Associated Press reports that 19 of the Christian captives have been freed, according to multiple activist sources.  The Middle East publication Hareetz confirms some captives have been released though estimates vary from 19 to 28.

Those found guilty of fighting against ISIS (also known as ISIL), however, are expected to be executed.  Concerns have also been raised that some captives could be enslaved, as ISIS has done with other young women and girls that its militants have kidnapped.

Reactions have been swift. The U.S. launched additional airstrikes on ISIS after the hostages were seized, the Global Post reports.   At the Vatican, Pope Francis led a prayer for the abducted Christians, “These sisters and brothers who suffer for their faith in Syria and Iraq," U.S. News reports.  The Pope promised that the victims would not be forgotten.

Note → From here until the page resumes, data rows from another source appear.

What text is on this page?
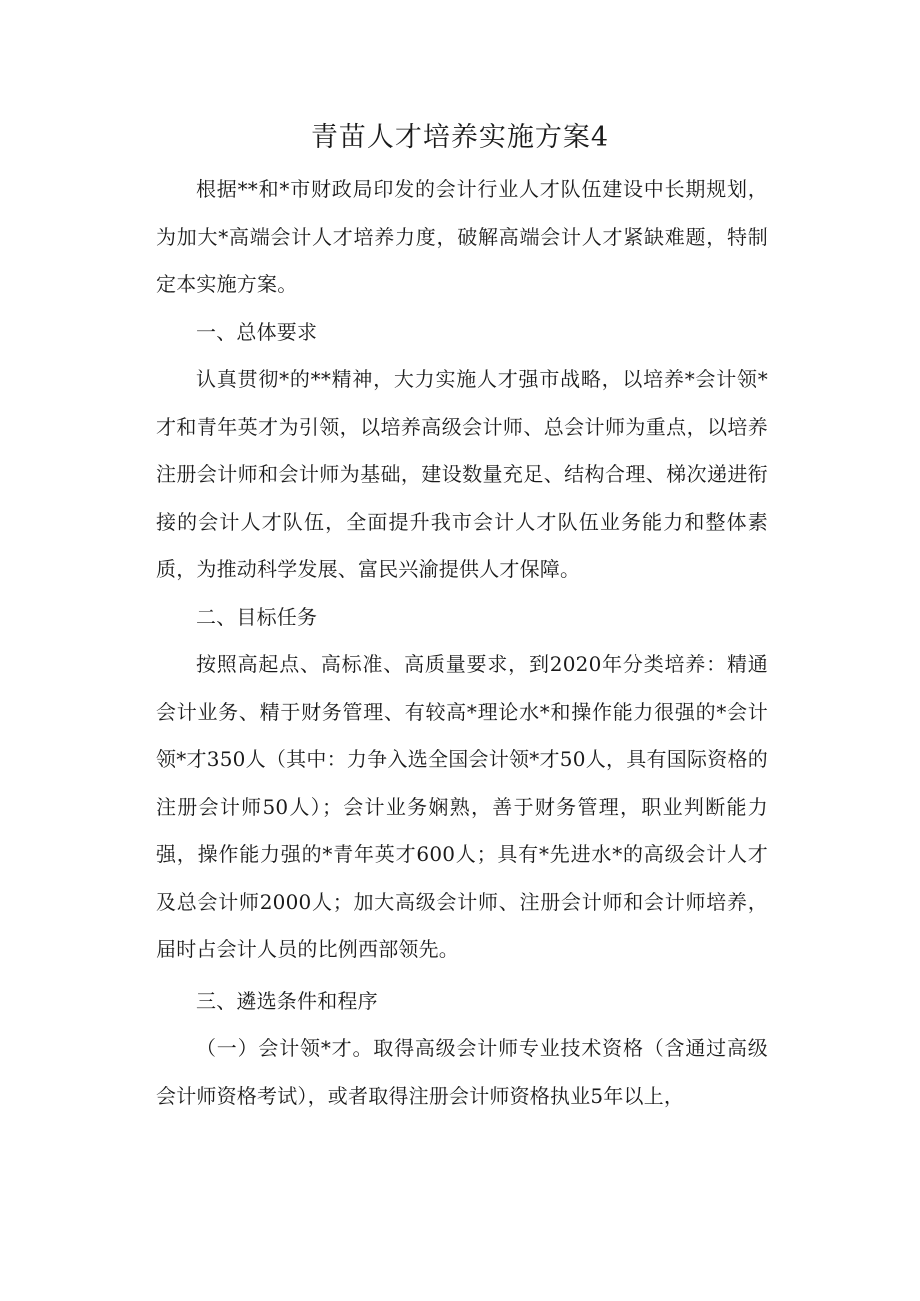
青苗人才培养实施方案4

根据**和*市财政局印发的会计行业人才队伍建设中长期规划，为加大*高端会计人才培养力度，破解高端会计人才紧缺难题，特制定本实施方案。

一、总体要求

认真贯彻*的**精神，大力实施人才强市战略，以培养*会计领*才和青年英才为引领，以培养高级会计师、总会计师为重点，以培养注册会计师和会计师为基础，建设数量充足、结构合理、梯次递进衔接的会计人才队伍，全面提升我市会计人才队伍业务能力和整体素质，为推动科学发展、富民兴渝提供人才保障。

二、目标任务

按照高起点、高标准、高质量要求，到2020年分类培养：精通会计业务、精于财务管理、有较高*理论水*和操作能力很强的*会计领*才350人（其中：力争入选全国会计领*才50人，具有国际资格的注册会计师50人）；会计业务娴熟，善于财务管理，职业判断能力强，操作能力强的*青年英才600人；具有*先进水*的高级会计人才及总会计师2000人；加大高级会计师、注册会计师和会计师培养，届时占会计人员的比例西部领先。

三、遴选条件和程序

（一）会计领*才。取得高级会计师专业技术资格（含通过高级会计师资格考试），或者取得注册会计师资格执业5年以上，
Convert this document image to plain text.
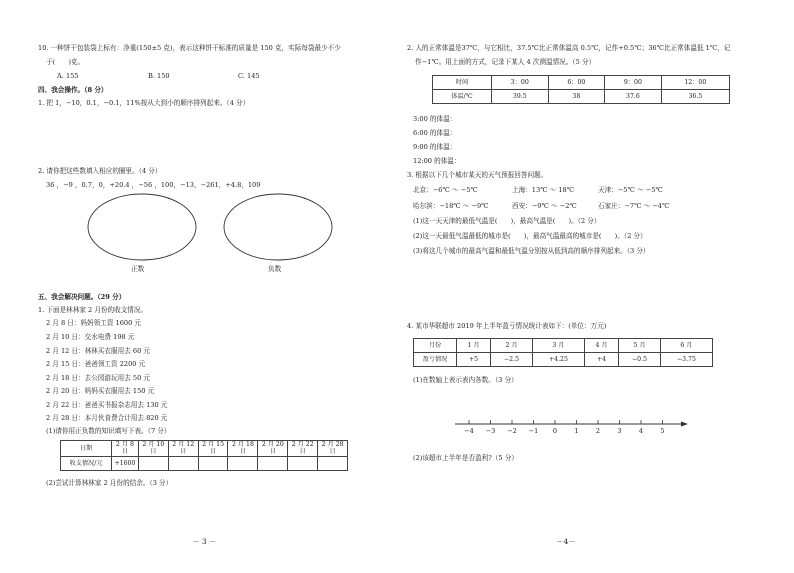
10. 一种饼干包装袋上标有：净重(150±5 克)，表示这种饼干标准的质量是 150 克，实际每袋最少不少
于(　　)克。
A. 155	B. 150	C. 145
四、我会操作。（8 分）
1. 把 1，−10，0.1，−0.1，11%按从大到小的顺序排列起来。（4 分）
2. 请你把这些数填入相应的圈里。（4 分）
36 ，−9 ，0.7，0，+20.4 ，−56 ，100，−13，−261，+4.8，109
正数	负数
五、我会解决问题。（29 分）
1. 下面是林林家 2 月份的收支情况。
2 月 8 日：妈妈领工资 1600 元
2 月 10 日：交水电费 198 元
2 月 12 日：林林买衣服用去 60 元
2 月 15 日：爸爸领工资 2200 元
2 月 18 日：去公园游玩用去 50 元
2 月 20 日：妈妈买衣服用去 150 元
2 月 22 日：爸爸买书报杂志用去 130 元
2 月 28 日：本月伙食费合计用去 820 元
(1)请你用正负数的知识填写下表。（7 分）
日期	2 月 8 日	2 月 10 日	2 月 12 日	2 月 15 日	2 月 18 日	2 月 20 日	2 月 22 日	2 月 28 日
收支情况/元	+1600							
(2)尝试计算林林家 2 月份的结余。（3 分）
－ 3 －
2. 人的正常体温是37℃，与它相比，37.5℃比正常体温高 0.5℃，记作+0.5℃；36℃比正常体温低 1℃，记
作−1℃。用上面的方式，记录下某人 4 次测温情况。（5 分）
时间	3：00	6：00	9：00	12：00
体温/℃	39.5	38	37.6	36.5
3:00 的体温：
6:00 的体温：
9:00 的体温：
12:00 的体温：
3. 根据以下几个城市某天的天气预报回答问题。
北京：−6℃ ～ −5℃	上海：13℃ ～ 18℃	天津：−5℃ ～ −5℃
哈尔滨：−18℃ ～ −9℃	西安：−9℃ ～ −2℃	石家庄：−7℃ ～ −4℃
(1)这一天天津的最低气温是(　　)，最高气温是(　　)。（2 分）
(2)这一天最低气温最低的城市是(　　)，最高气温最高的城市是(　　)。（2 分）
(3)将这几个城市的最高气温和最低气温分别按从低到高的顺序排列起来。（3 分）
4. 某市华联超市 2019 年上半年盈亏情况统计表如下：(单位：万元)
月份	1 月	2 月	3 月	4 月	5 月	6 月
盈亏情况	+5	−2.5	+4.25	+4	−0.5	−3.75
(1)在数轴上表示表内各数。（3 分）
−4 −3 −2 −1 0	1	2	3	4	5
(2)该超市上半年是否盈利?（5 分）
－4－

Here in San Diego’s East County, home to tens of thousands of Chaldean and Assyrian Christians from the Middle East, opinions are divided as to what approach should be taken to save Christians in Iraq and Syria.

 Chaldean-American spokesman Mark Arabo announced a trip to Washington D.C. early next week to meet with White House officials and discuss the crisis.  Arabo says reports on the ground indicate as many as 300 may have been taken hostage.

“I fly to Washington D.C. this coming week with the weight of hundreds of abducted Christians on my heart,” Arabo said in a press statement released Friday.  “The longer our country continues to be unresponsive to the threat of ISIS, the greater their reach becomes. The indifference shown by the White House, and members of Capitol Hill is a death sentence to my people.”

In an earlier statement on February 24, Arabo said he held a phone call with White House Director for Iraq Andrew Kim, calling for swift and effective protection for religious minorities throughout the Middle East.

Arabo  says his White House meeting will focus on a two-stage priority laid out by Obama administration officials, including improving security with locally based governments and militias fighting ISIS as well as facilitating reentry of the State Department into northern Iraq to process some 30,000 visa slsots available.  But he believes more must be done to protect religious minorities from ISIS. 

“The genocide of Christians persists in the region,” Arabo concludes, “and without action from the White House, we face the extinction of a people throughout the Middle East.”

But Ben Kalasho, president of the San Diego East County Chaldean Chamber of Commerce, has a different perspective.  “I think that Obama has proven to be an astute military strategist,” Kalasho told ECM todady. He added that he supports air strikes and drone attacks on ISIS, but would oppose  sending in U.S. troops.

Instead he hopes to see more Arab nations such as Jordan join in combating ISIS, as well as more shared intelligence including with Israel.   

Kalasho, in an editorial published in East County Magazine, calls for unity among bickering Christian factions to confront the crisis posed by ISIS – a crisis that echoes genocide a century ago that resulted in the slaughter of hundreds of thousands of Christians in the region. He echoes Churchill in warning that those who fail to learn from history may be doomed to repeat it.

“ Assyrian, Chaldean & Syriac communities must use this moment in history to break down barriers put up by our own religious factions and so called leaders,” Kalasho states in his editorial, an open letter to Chaldeans, Syriacs and Assyrians worldwide.  “I felt compelled to write to you today as urgent as the need to breath or drink water. Seize the moment, the world is watching,” he urged.